Why go on Retreat?
Great question! As a certified MBSR teacher and teacher trainer – for the UMASS CFM and a mentor for the UCSD MBTI, I get asked this question more and more. If you look at the prerequisites for teaching MBSR or other MBI’s all over the world, the recommendation for personal retreat practice is consistent. To answer the question, I may start by quoting the originator of MBSR; Dr. Jon Kabat-Zinn (from his article “Some Reflections on the Origins of MBSR, Skillful Means, and the Trouble with Maps”.) read the whole article here. http://umassmed.edu/uploadedFiles/cfm2/training/JKZ_paper_Contemporary_Buddhism_2011.pdf
“ I personally consider the sitting of relatively long…teacher led, silent retreats to be an absolute necessity in the developing of one’s own meditation practice, understanding and effectiveness as a teacher… it is a laboratory requirement.”

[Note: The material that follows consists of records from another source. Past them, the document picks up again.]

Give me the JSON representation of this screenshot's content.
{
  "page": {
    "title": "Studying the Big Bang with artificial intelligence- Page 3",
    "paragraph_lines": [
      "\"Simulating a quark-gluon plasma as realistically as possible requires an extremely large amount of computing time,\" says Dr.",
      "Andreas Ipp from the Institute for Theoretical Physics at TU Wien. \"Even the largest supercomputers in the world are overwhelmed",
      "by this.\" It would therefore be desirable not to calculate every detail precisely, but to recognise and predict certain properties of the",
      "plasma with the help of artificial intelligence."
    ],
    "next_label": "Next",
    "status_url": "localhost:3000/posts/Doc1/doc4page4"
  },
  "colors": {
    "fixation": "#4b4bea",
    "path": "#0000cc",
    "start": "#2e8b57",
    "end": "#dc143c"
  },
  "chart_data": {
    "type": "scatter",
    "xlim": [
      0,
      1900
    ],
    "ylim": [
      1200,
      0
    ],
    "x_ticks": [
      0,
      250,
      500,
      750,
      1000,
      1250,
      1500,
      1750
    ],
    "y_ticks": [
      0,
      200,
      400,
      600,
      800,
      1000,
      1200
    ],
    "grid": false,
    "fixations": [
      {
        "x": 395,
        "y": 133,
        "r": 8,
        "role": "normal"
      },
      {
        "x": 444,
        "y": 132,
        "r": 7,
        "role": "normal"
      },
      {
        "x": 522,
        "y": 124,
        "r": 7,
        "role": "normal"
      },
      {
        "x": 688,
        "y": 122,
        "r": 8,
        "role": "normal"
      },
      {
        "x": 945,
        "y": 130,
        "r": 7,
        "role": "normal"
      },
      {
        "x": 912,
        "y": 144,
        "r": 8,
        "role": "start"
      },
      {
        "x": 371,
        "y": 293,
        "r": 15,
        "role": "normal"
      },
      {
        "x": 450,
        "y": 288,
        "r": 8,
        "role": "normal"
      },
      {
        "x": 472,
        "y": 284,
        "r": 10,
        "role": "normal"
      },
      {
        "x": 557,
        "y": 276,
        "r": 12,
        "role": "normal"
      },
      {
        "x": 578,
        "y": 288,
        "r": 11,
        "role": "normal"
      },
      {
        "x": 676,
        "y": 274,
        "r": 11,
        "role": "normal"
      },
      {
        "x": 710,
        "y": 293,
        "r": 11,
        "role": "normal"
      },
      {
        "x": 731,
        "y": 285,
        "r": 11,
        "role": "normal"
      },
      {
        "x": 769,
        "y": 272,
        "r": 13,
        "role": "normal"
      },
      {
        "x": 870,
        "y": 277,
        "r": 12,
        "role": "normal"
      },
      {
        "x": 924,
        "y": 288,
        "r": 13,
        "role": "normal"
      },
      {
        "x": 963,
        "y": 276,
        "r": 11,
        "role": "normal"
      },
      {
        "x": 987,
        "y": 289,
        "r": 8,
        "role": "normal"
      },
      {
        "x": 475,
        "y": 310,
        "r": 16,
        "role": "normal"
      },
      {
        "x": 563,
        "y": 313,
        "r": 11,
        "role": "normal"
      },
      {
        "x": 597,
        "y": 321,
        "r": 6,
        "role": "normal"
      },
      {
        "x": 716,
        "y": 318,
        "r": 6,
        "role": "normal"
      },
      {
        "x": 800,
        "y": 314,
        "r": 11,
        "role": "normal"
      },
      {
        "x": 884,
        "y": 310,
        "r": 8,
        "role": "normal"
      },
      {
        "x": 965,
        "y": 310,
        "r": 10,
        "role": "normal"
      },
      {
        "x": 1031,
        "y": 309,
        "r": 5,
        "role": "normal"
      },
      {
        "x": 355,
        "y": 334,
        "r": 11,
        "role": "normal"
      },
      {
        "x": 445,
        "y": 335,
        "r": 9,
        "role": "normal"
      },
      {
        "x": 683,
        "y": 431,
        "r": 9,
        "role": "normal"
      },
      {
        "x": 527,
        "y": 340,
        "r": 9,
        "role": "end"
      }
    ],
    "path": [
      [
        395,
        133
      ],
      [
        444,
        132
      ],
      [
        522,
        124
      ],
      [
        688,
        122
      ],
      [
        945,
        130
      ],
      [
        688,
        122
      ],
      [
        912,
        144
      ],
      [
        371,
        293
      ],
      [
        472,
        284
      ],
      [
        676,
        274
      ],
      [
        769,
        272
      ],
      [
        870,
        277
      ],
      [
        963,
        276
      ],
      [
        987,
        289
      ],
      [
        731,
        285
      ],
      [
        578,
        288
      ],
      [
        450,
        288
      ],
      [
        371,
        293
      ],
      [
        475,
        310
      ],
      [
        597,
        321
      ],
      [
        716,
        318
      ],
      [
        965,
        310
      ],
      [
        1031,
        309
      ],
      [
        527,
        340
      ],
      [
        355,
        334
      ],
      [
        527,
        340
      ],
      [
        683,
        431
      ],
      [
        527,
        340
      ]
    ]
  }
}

I might also refer them to these websites:
But really I have to answer this question for myself, just as the heart of Mindfulness Based Interventions are an invitation to access one’s own wisdom, I need to turn with in to answer it. In order to ask people to face the difficulties of their lives, chronic pain, sick family members, financial stressors, “The Full Catastrophe”, I need to know and have the confidence that I can do this myself. With the help of a good teachers in a supportive environment. I have found this capacity on the many retreats that I have attended. Mindfulness and the teaching of mindfulness are “inside out” learning and teaching. So while we hold the written curriculum with great integrity, and educate ourselves about the research, and understand the foundations of experiential learning, ultimately we have to know the interior landscape of our own hearts, minds and bodies. This is where the real curriculum lies. If we are asking people to go inside to find their own wisdom, to face pain and loss with openness, curiosity and kindness (a very tall order) then it is important that we do this ourselves. Not just to be good teachers of what has been described as “Intensive training in meditative practices”, but to really know and live our lives fully. For thousands of years people have found the silent container of retreat, held by strong teachers – who have sat on their own cushions for many hours, to be an effective way to see into the changing nature of things and to build resilience to face whatever comes in our lives with some degree of equanimity. In the age of technology and heightened busyness and distraction, it feels more important than ever, to find this silence and stillness where we can study the real curriculum that lies within.